La soluzione, spiega, è velocizzare l’iter: «Se arriva una segnalazione su un possibile abuso o maltrattamento non può essere ignorata: la prima cosa da fare è sottrarre il bambino dal pericolo. Non si può perdere tempo. Dunque - sottolinea - bisogna riformare il 403, velocizzando tutto. Bisogna prevedere che la fase di processualizzazione arrivi molto velocemente, in pochi giorni, che le carte vengano contestualmente inviate ai genitori, che l’udienza non sia fissata tre mesi dopo, ma una settimana dopo e che la cosa venga risolta con un procedimento tra le parti e quindi con un avvocato del minore. Se immediatamente la questione viene messa in mano ad un dibattito tra gli esperti, nessuno potrà dire che la propria voce è stata ignorata».

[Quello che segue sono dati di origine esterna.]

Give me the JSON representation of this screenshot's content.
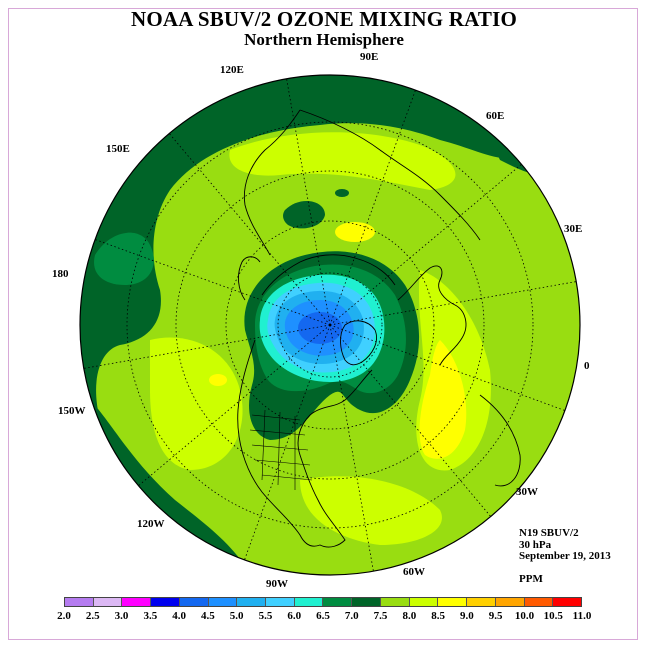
{
  "title": "NOAA SBUV/2 OZONE MIXING RATIO",
  "subtitle": "Northern Hemisphere",
  "info": {
    "satellite": "N19 SBUV/2",
    "level": "30 hPa",
    "date": "September 19, 2013",
    "units": "PPM"
  },
  "longitude_labels": [
    "90E",
    "60E",
    "30E",
    "0",
    "30W",
    "60W",
    "90W",
    "120W",
    "150W",
    "180",
    "150E",
    "120E"
  ],
  "colorbar": {
    "ticks": [
      "2.0",
      "2.5",
      "3.0",
      "3.5",
      "4.0",
      "4.5",
      "5.0",
      "5.5",
      "6.0",
      "6.5",
      "7.0",
      "7.5",
      "8.0",
      "8.5",
      "9.0",
      "9.5",
      "10.0",
      "10.5",
      "11.0"
    ],
    "colors": [
      "#b57cf0",
      "#dcb8f4",
      "#ff00ff",
      "#0000ee",
      "#1468f0",
      "#1e90ff",
      "#20b0f0",
      "#40d0ff",
      "#20f0d0",
      "#008c40",
      "#006428",
      "#99dd11",
      "#ccff00",
      "#ffff00",
      "#ffd000",
      "#ffa500",
      "#ff5a00",
      "#ff0000",
      "#8b5a3c"
    ]
  }
}
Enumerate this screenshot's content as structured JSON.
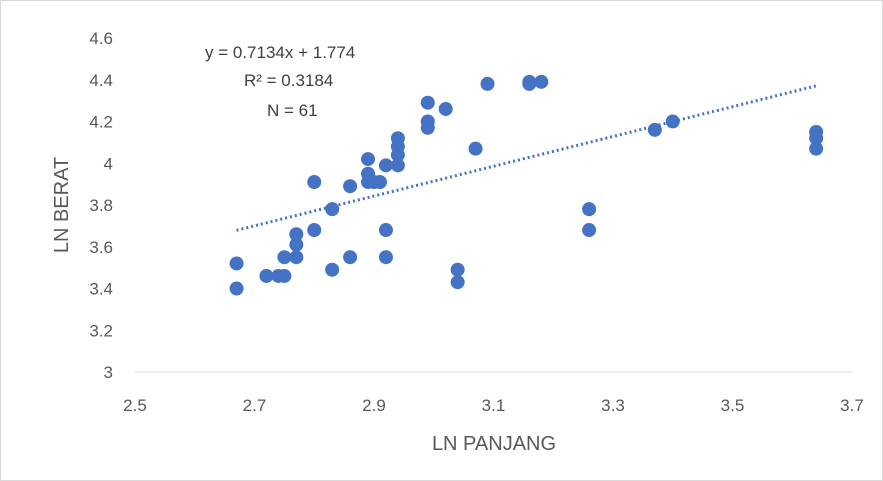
{
  "chart_data": {
    "type": "scatter",
    "title": "",
    "xlabel": "LN PANJANG",
    "ylabel": "LN BERAT",
    "xlim": [
      2.5,
      3.7
    ],
    "ylim": [
      3,
      4.6
    ],
    "xticks": [
      "2.5",
      "2.7",
      "2.9",
      "3.1",
      "3.3",
      "3.5",
      "3.7"
    ],
    "yticks": [
      "3",
      "3.2",
      "3.4",
      "3.6",
      "3.8",
      "4",
      "4.2",
      "4.4",
      "4.6"
    ],
    "grid": false,
    "legend": "none",
    "marker_color": "#4472c4",
    "annotations": [
      "y = 0.7134x + 1.774",
      "R² = 0.3184",
      "N = 61"
    ],
    "trendline": {
      "type": "linear",
      "slope": 0.7134,
      "intercept": 1.774,
      "x_range": [
        2.67,
        3.64
      ],
      "style": "dotted",
      "color": "#4472c4"
    },
    "series": [
      {
        "points": [
          [
            2.67,
            3.52
          ],
          [
            2.67,
            3.4
          ],
          [
            2.72,
            3.46
          ],
          [
            2.74,
            3.46
          ],
          [
            2.75,
            3.46
          ],
          [
            2.75,
            3.55
          ],
          [
            2.77,
            3.55
          ],
          [
            2.77,
            3.61
          ],
          [
            2.77,
            3.66
          ],
          [
            2.8,
            3.68
          ],
          [
            2.8,
            3.91
          ],
          [
            2.83,
            3.78
          ],
          [
            2.83,
            3.49
          ],
          [
            2.86,
            3.55
          ],
          [
            2.86,
            3.89
          ],
          [
            2.89,
            3.91
          ],
          [
            2.89,
            3.95
          ],
          [
            2.89,
            4.02
          ],
          [
            2.9,
            3.91
          ],
          [
            2.91,
            3.91
          ],
          [
            2.92,
            3.99
          ],
          [
            2.92,
            3.68
          ],
          [
            2.92,
            3.55
          ],
          [
            2.94,
            3.99
          ],
          [
            2.94,
            4.04
          ],
          [
            2.94,
            4.08
          ],
          [
            2.94,
            4.12
          ],
          [
            2.99,
            4.17
          ],
          [
            2.99,
            4.2
          ],
          [
            2.99,
            4.29
          ],
          [
            3.02,
            4.26
          ],
          [
            3.04,
            3.49
          ],
          [
            3.04,
            3.43
          ],
          [
            3.07,
            4.07
          ],
          [
            3.09,
            4.38
          ],
          [
            3.16,
            4.38
          ],
          [
            3.16,
            4.39
          ],
          [
            3.18,
            4.39
          ],
          [
            3.26,
            3.78
          ],
          [
            3.26,
            3.68
          ],
          [
            3.37,
            4.16
          ],
          [
            3.4,
            4.2
          ],
          [
            3.64,
            4.15
          ],
          [
            3.64,
            4.12
          ],
          [
            3.64,
            4.07
          ]
        ]
      }
    ]
  }
}
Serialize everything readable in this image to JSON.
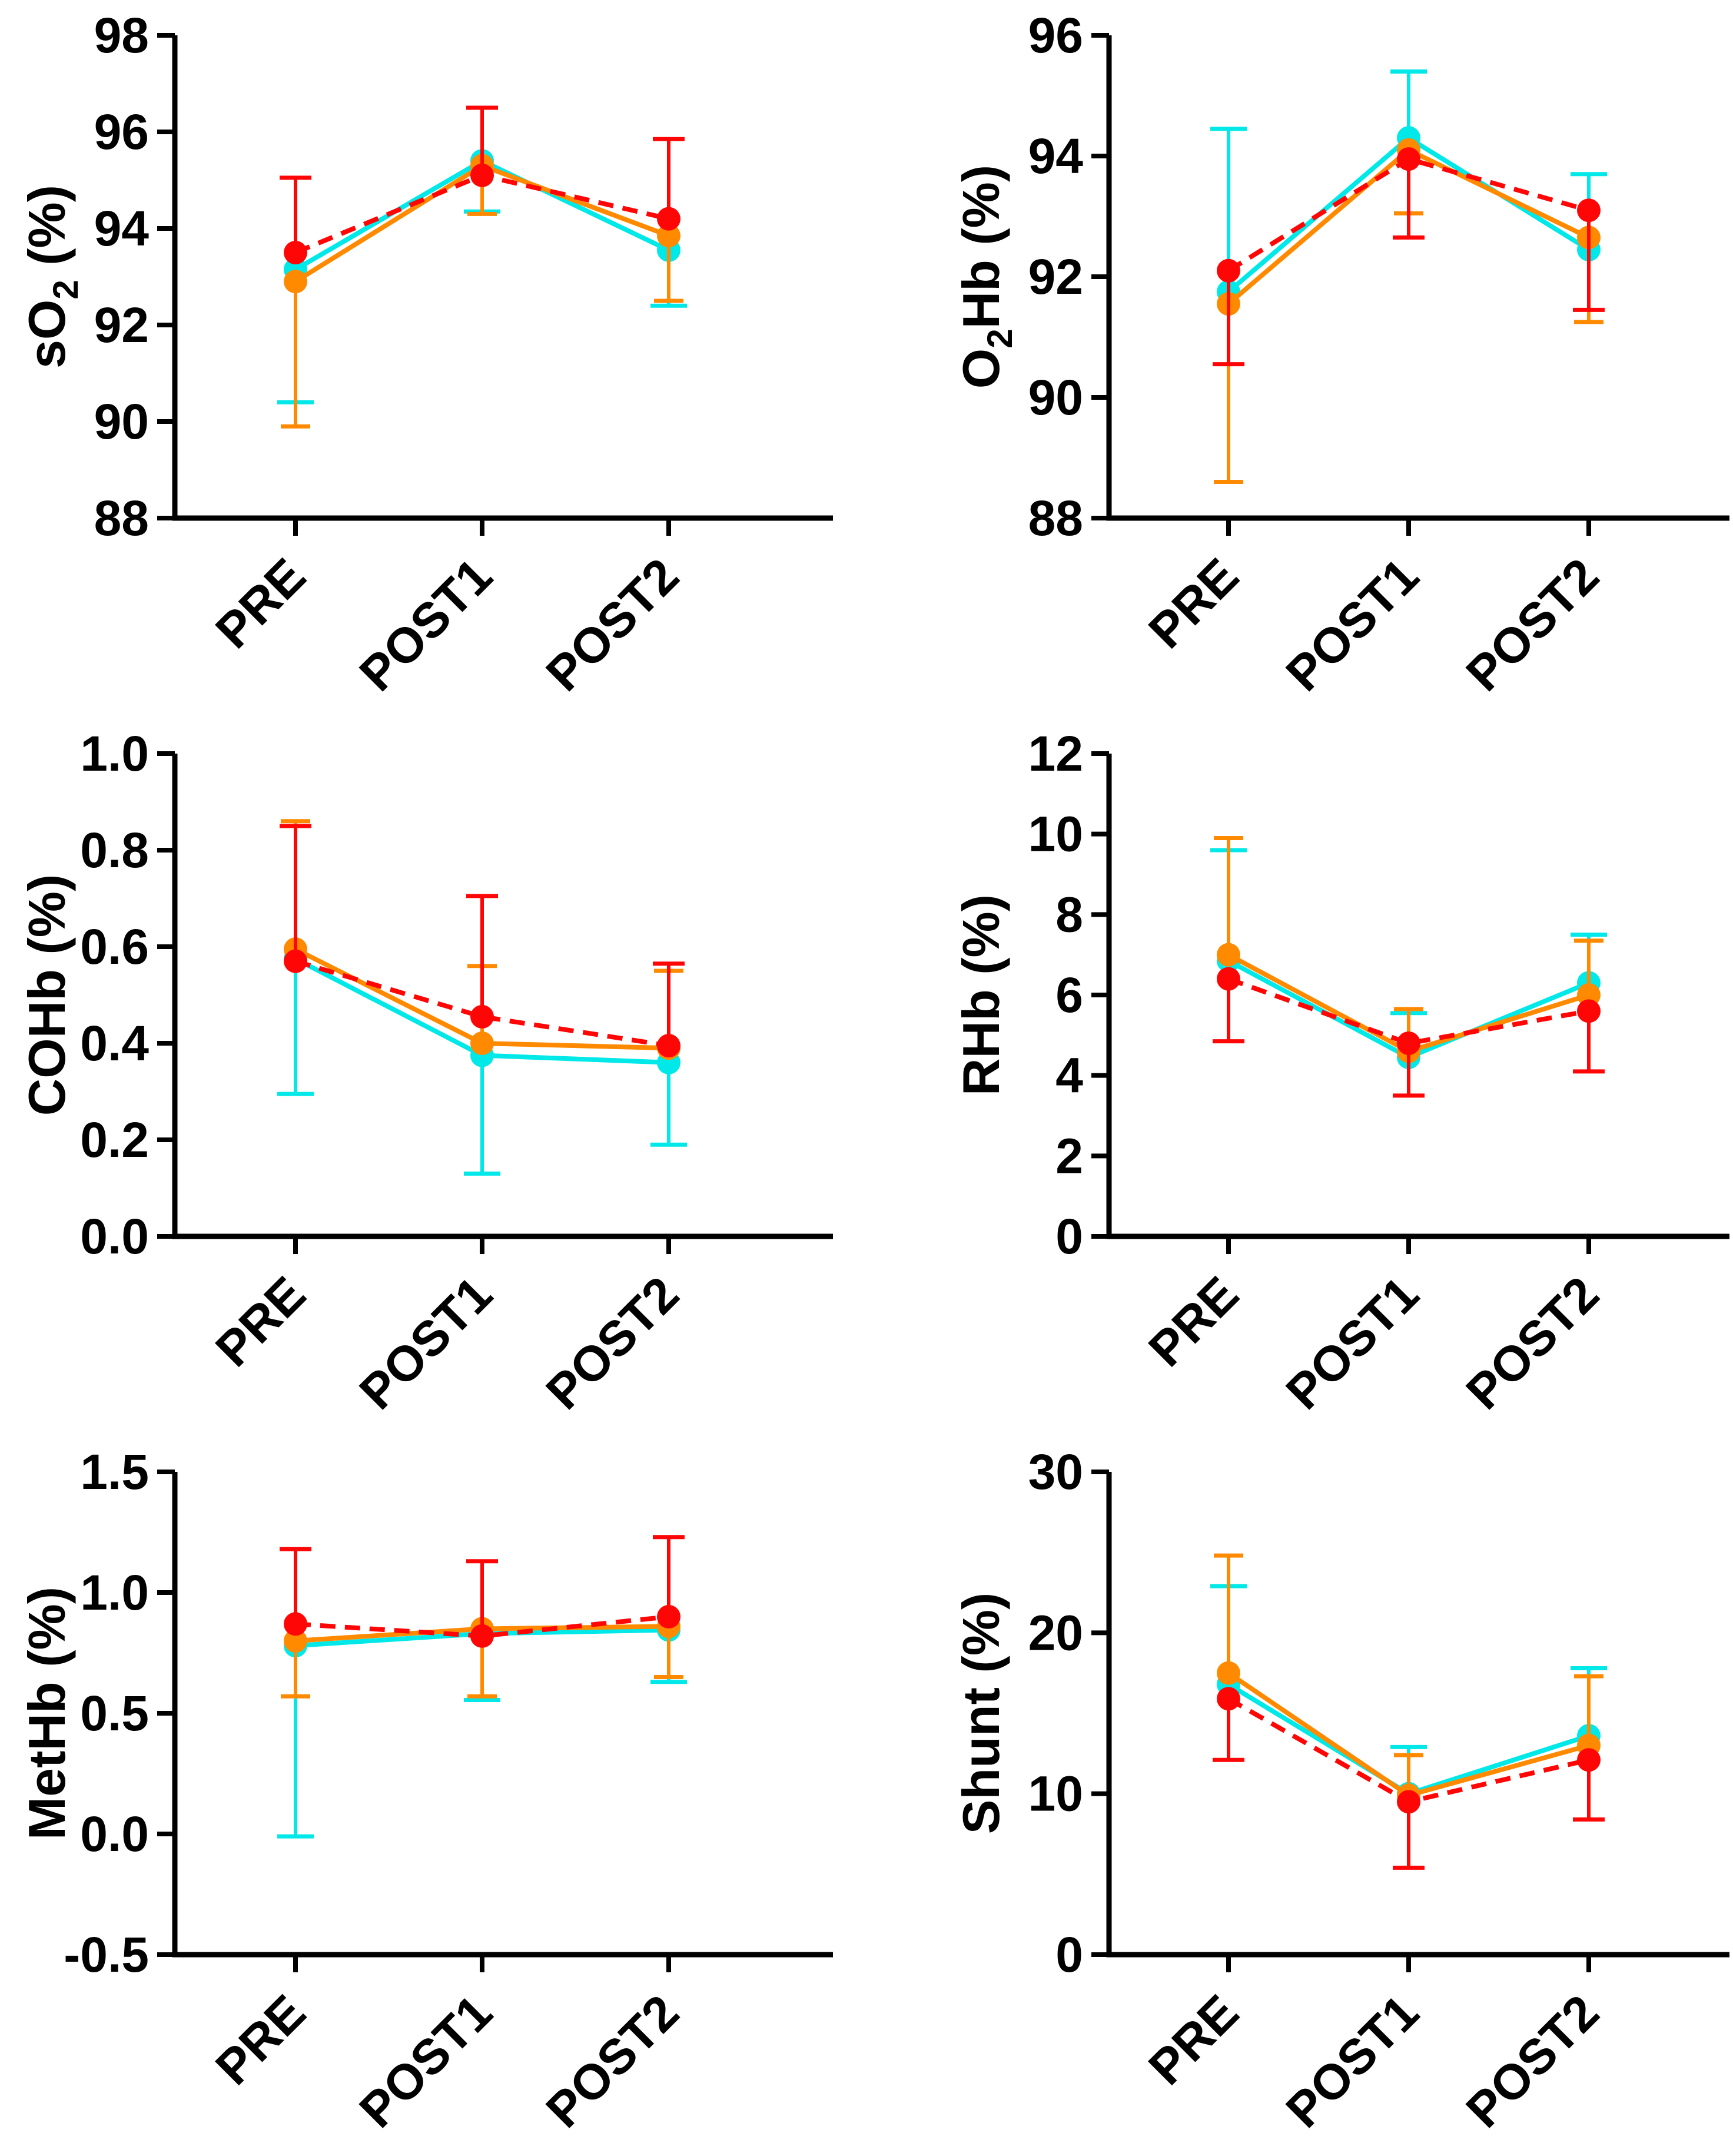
{
  "figure": {
    "background": "#FFFFFF",
    "axis_color": "#000000",
    "columns": 2,
    "rows": 3
  },
  "chart_data": [
    {
      "type": "line",
      "key": "so2",
      "ylabel": "sO2 (%)",
      "ylabel_parts": [
        {
          "text": "sO"
        },
        {
          "text": "2",
          "sub": true
        },
        {
          "text": " (%)"
        }
      ],
      "categories": [
        "PRE",
        "POST1",
        "POST2"
      ],
      "ylim": [
        88,
        98
      ],
      "yticks": [
        {
          "v": 88,
          "label": "88"
        },
        {
          "v": 90,
          "label": "90"
        },
        {
          "v": 92,
          "label": "92"
        },
        {
          "v": 94,
          "label": "94"
        },
        {
          "v": 96,
          "label": "96"
        },
        {
          "v": 98,
          "label": "98"
        }
      ],
      "grid": false,
      "legend": "none",
      "column": "left",
      "series": [
        {
          "name": "cyan-solid",
          "color": "#00E8E8",
          "dash": false,
          "values": [
            93.15,
            95.4,
            93.55
          ],
          "err_down": [
            90.4,
            94.35,
            92.4
          ],
          "err_up": [
            null,
            null,
            null
          ]
        },
        {
          "name": "orange-solid",
          "color": "#FF8A00",
          "dash": false,
          "values": [
            92.9,
            95.3,
            93.85
          ],
          "err_down": [
            89.9,
            94.3,
            92.5
          ],
          "err_up": [
            null,
            null,
            null
          ]
        },
        {
          "name": "red-dashed",
          "color": "#FF0606",
          "dash": true,
          "values": [
            93.5,
            95.1,
            94.2
          ],
          "err_down": [
            null,
            null,
            null
          ],
          "err_up": [
            95.05,
            96.5,
            95.85
          ]
        }
      ]
    },
    {
      "type": "line",
      "key": "o2hb",
      "ylabel": "O2Hb (%)",
      "ylabel_parts": [
        {
          "text": "O"
        },
        {
          "text": "2",
          "sub": true
        },
        {
          "text": "Hb (%)"
        }
      ],
      "categories": [
        "PRE",
        "POST1",
        "POST2"
      ],
      "ylim": [
        88,
        96
      ],
      "yticks": [
        {
          "v": 88,
          "label": "88"
        },
        {
          "v": 90,
          "label": "90"
        },
        {
          "v": 92,
          "label": "92"
        },
        {
          "v": 94,
          "label": "94"
        },
        {
          "v": 96,
          "label": "96"
        }
      ],
      "grid": false,
      "legend": "none",
      "column": "right",
      "series": [
        {
          "name": "cyan-solid",
          "color": "#00E8E8",
          "dash": false,
          "values": [
            91.75,
            94.3,
            92.45
          ],
          "err_down": [
            null,
            null,
            null
          ],
          "err_up": [
            94.45,
            95.4,
            93.7
          ]
        },
        {
          "name": "orange-solid",
          "color": "#FF8A00",
          "dash": false,
          "values": [
            91.55,
            94.1,
            92.65
          ],
          "err_down": [
            88.6,
            93.05,
            91.25
          ],
          "err_up": [
            null,
            null,
            null
          ]
        },
        {
          "name": "red-dashed",
          "color": "#FF0606",
          "dash": true,
          "values": [
            92.1,
            93.95,
            93.1
          ],
          "err_down": [
            90.55,
            92.65,
            91.45
          ],
          "err_up": [
            null,
            null,
            null
          ]
        }
      ]
    },
    {
      "type": "line",
      "key": "cohb",
      "ylabel": "COHb (%)",
      "ylabel_parts": [
        {
          "text": "COHb (%)"
        }
      ],
      "categories": [
        "PRE",
        "POST1",
        "POST2"
      ],
      "ylim": [
        0,
        1
      ],
      "yticks": [
        {
          "v": 0,
          "label": "0.0"
        },
        {
          "v": 0.2,
          "label": "0.2"
        },
        {
          "v": 0.4,
          "label": "0.4"
        },
        {
          "v": 0.6,
          "label": "0.6"
        },
        {
          "v": 0.8,
          "label": "0.8"
        },
        {
          "v": 1.0,
          "label": "1.0"
        }
      ],
      "grid": false,
      "legend": "none",
      "column": "left",
      "series": [
        {
          "name": "cyan-solid",
          "color": "#00E8E8",
          "dash": false,
          "values": [
            0.575,
            0.375,
            0.36
          ],
          "err_down": [
            0.295,
            0.13,
            0.19
          ],
          "err_up": [
            null,
            null,
            null
          ]
        },
        {
          "name": "orange-solid",
          "color": "#FF8A00",
          "dash": false,
          "values": [
            0.595,
            0.4,
            0.39
          ],
          "err_down": [
            null,
            null,
            null
          ],
          "err_up": [
            0.86,
            0.56,
            0.55
          ]
        },
        {
          "name": "red-dashed",
          "color": "#FF0606",
          "dash": true,
          "values": [
            0.57,
            0.455,
            0.395
          ],
          "err_down": [
            null,
            null,
            null
          ],
          "err_up": [
            0.85,
            0.705,
            0.565
          ]
        }
      ]
    },
    {
      "type": "line",
      "key": "rhb",
      "ylabel": "RHb (%)",
      "ylabel_parts": [
        {
          "text": "RHb (%)"
        }
      ],
      "categories": [
        "PRE",
        "POST1",
        "POST2"
      ],
      "ylim": [
        0,
        12
      ],
      "yticks": [
        {
          "v": 0,
          "label": "0"
        },
        {
          "v": 2,
          "label": "2"
        },
        {
          "v": 4,
          "label": "4"
        },
        {
          "v": 6,
          "label": "6"
        },
        {
          "v": 8,
          "label": "8"
        },
        {
          "v": 10,
          "label": "10"
        },
        {
          "v": 12,
          "label": "12"
        }
      ],
      "grid": false,
      "legend": "none",
      "column": "right",
      "series": [
        {
          "name": "cyan-solid",
          "color": "#00E8E8",
          "dash": false,
          "values": [
            6.85,
            4.45,
            6.3
          ],
          "err_down": [
            null,
            null,
            null
          ],
          "err_up": [
            9.6,
            5.55,
            7.5
          ]
        },
        {
          "name": "orange-solid",
          "color": "#FF8A00",
          "dash": false,
          "values": [
            7.0,
            4.6,
            6.0
          ],
          "err_down": [
            null,
            null,
            null
          ],
          "err_up": [
            9.9,
            5.65,
            7.35
          ]
        },
        {
          "name": "red-dashed",
          "color": "#FF0606",
          "dash": true,
          "values": [
            6.4,
            4.8,
            5.6
          ],
          "err_down": [
            4.85,
            3.5,
            4.1
          ],
          "err_up": [
            null,
            null,
            null
          ]
        }
      ]
    },
    {
      "type": "line",
      "key": "methb",
      "ylabel": "MetHb (%)",
      "ylabel_parts": [
        {
          "text": "MetHb (%)"
        }
      ],
      "categories": [
        "PRE",
        "POST1",
        "POST2"
      ],
      "ylim": [
        -0.5,
        1.5
      ],
      "yticks": [
        {
          "v": -0.5,
          "label": "-0.5"
        },
        {
          "v": 0.0,
          "label": "0.0"
        },
        {
          "v": 0.5,
          "label": "0.5"
        },
        {
          "v": 1.0,
          "label": "1.0"
        },
        {
          "v": 1.5,
          "label": "1.5"
        }
      ],
      "grid": false,
      "legend": "none",
      "column": "left",
      "series": [
        {
          "name": "cyan-solid",
          "color": "#00E8E8",
          "dash": false,
          "values": [
            0.78,
            0.83,
            0.845
          ],
          "err_down": [
            -0.01,
            0.555,
            0.63
          ],
          "err_up": [
            null,
            null,
            null
          ]
        },
        {
          "name": "orange-solid",
          "color": "#FF8A00",
          "dash": false,
          "values": [
            0.8,
            0.85,
            0.86
          ],
          "err_down": [
            0.57,
            0.57,
            0.65
          ],
          "err_up": [
            null,
            null,
            null
          ]
        },
        {
          "name": "red-dashed",
          "color": "#FF0606",
          "dash": true,
          "values": [
            0.87,
            0.82,
            0.9
          ],
          "err_down": [
            null,
            null,
            null
          ],
          "err_up": [
            1.18,
            1.13,
            1.23
          ]
        }
      ]
    },
    {
      "type": "line",
      "key": "shunt",
      "ylabel": "Shunt (%)",
      "ylabel_parts": [
        {
          "text": "Shunt (%)"
        }
      ],
      "categories": [
        "PRE",
        "POST1",
        "POST2"
      ],
      "ylim": [
        0,
        30
      ],
      "yticks": [
        {
          "v": 0,
          "label": "0"
        },
        {
          "v": 10,
          "label": "10"
        },
        {
          "v": 20,
          "label": "20"
        },
        {
          "v": 30,
          "label": "30"
        }
      ],
      "grid": false,
      "legend": "none",
      "column": "right",
      "series": [
        {
          "name": "cyan-solid",
          "color": "#00E8E8",
          "dash": false,
          "values": [
            16.8,
            10.0,
            13.6
          ],
          "err_down": [
            null,
            null,
            null
          ],
          "err_up": [
            22.9,
            12.9,
            17.8
          ]
        },
        {
          "name": "orange-solid",
          "color": "#FF8A00",
          "dash": false,
          "values": [
            17.5,
            9.9,
            13.0
          ],
          "err_down": [
            null,
            null,
            null
          ],
          "err_up": [
            24.8,
            12.4,
            17.3
          ]
        },
        {
          "name": "red-dashed",
          "color": "#FF0606",
          "dash": true,
          "values": [
            15.9,
            9.5,
            12.1
          ],
          "err_down": [
            12.1,
            5.4,
            8.4
          ],
          "err_up": [
            null,
            null,
            null
          ]
        }
      ]
    }
  ]
}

Gli strascichi mediatici del caso Bibbiano hanno dunque fatto male ai servizi sociali. «E li abbiamo pagati tutti, a cominciare dai bambini», dice al Dubbio Gianmario Gazzi, presidente del Consiglio Nazionale dell’ordine degli assistenti sociali. «Nel momento in cui distruggo la credibilità di un’intera fetta istituzionale è chiaro che il rischio è che la gente si allontani e che non si rivolga agli assistenti sociali quando ne ha bisogno. Quel che serve - aggiunge - è un investimento strutturale. Gli ultimi veri risalgono alla legge Turco del 2000». E poi ci sono ancora molti territori sguarniti di assistenti sociali: nonostante la legge preveda la presenza di un operatore ogni 5mila abitanti, in almeno due terzi d’Italia se ne conta uno ogni 40mila. E ciò soprattutto al Sud. «Molte amministrazioni fanno bandi a titolo gratuito - aggiunge - ma ciò non è possibile. I problemi non sono solo economici, ma è più facile sborsare un assegno che investire in servizi». Ma non solo. In uno degli ultimi decreti è stato approvato un emendamento che prevede l’istituzione, da parte delle Regioni, di un piano per i servizi, proprio perché nella fase più acuta del lockdown in molti territori tutto è rimasto fermo. Ma al momento nessuna Regione si è adeguata alla direttiva. Ma nonostante le difficoltà e le incertezze, continua Gazzi, «non voglio neanche pensare che i colleghi si ritraggano dalle loro responsabilità. Il contesto in cui si esercita si prende in considerazione, ma mai e poi mai, se c’è un intervento da fare, credo che qualcuno si tirerebbe indietro. Non mi pare ci siano state segnalate situazioni del genere. Va detto, però, che nei mesi successivi al caso Bibbiano le minacce e le aggressioni sono aumentate. E non si può assistere a polemiche strumentali di quel tipo, né accettare battaglie ideologiche sulla pelle dei bambini».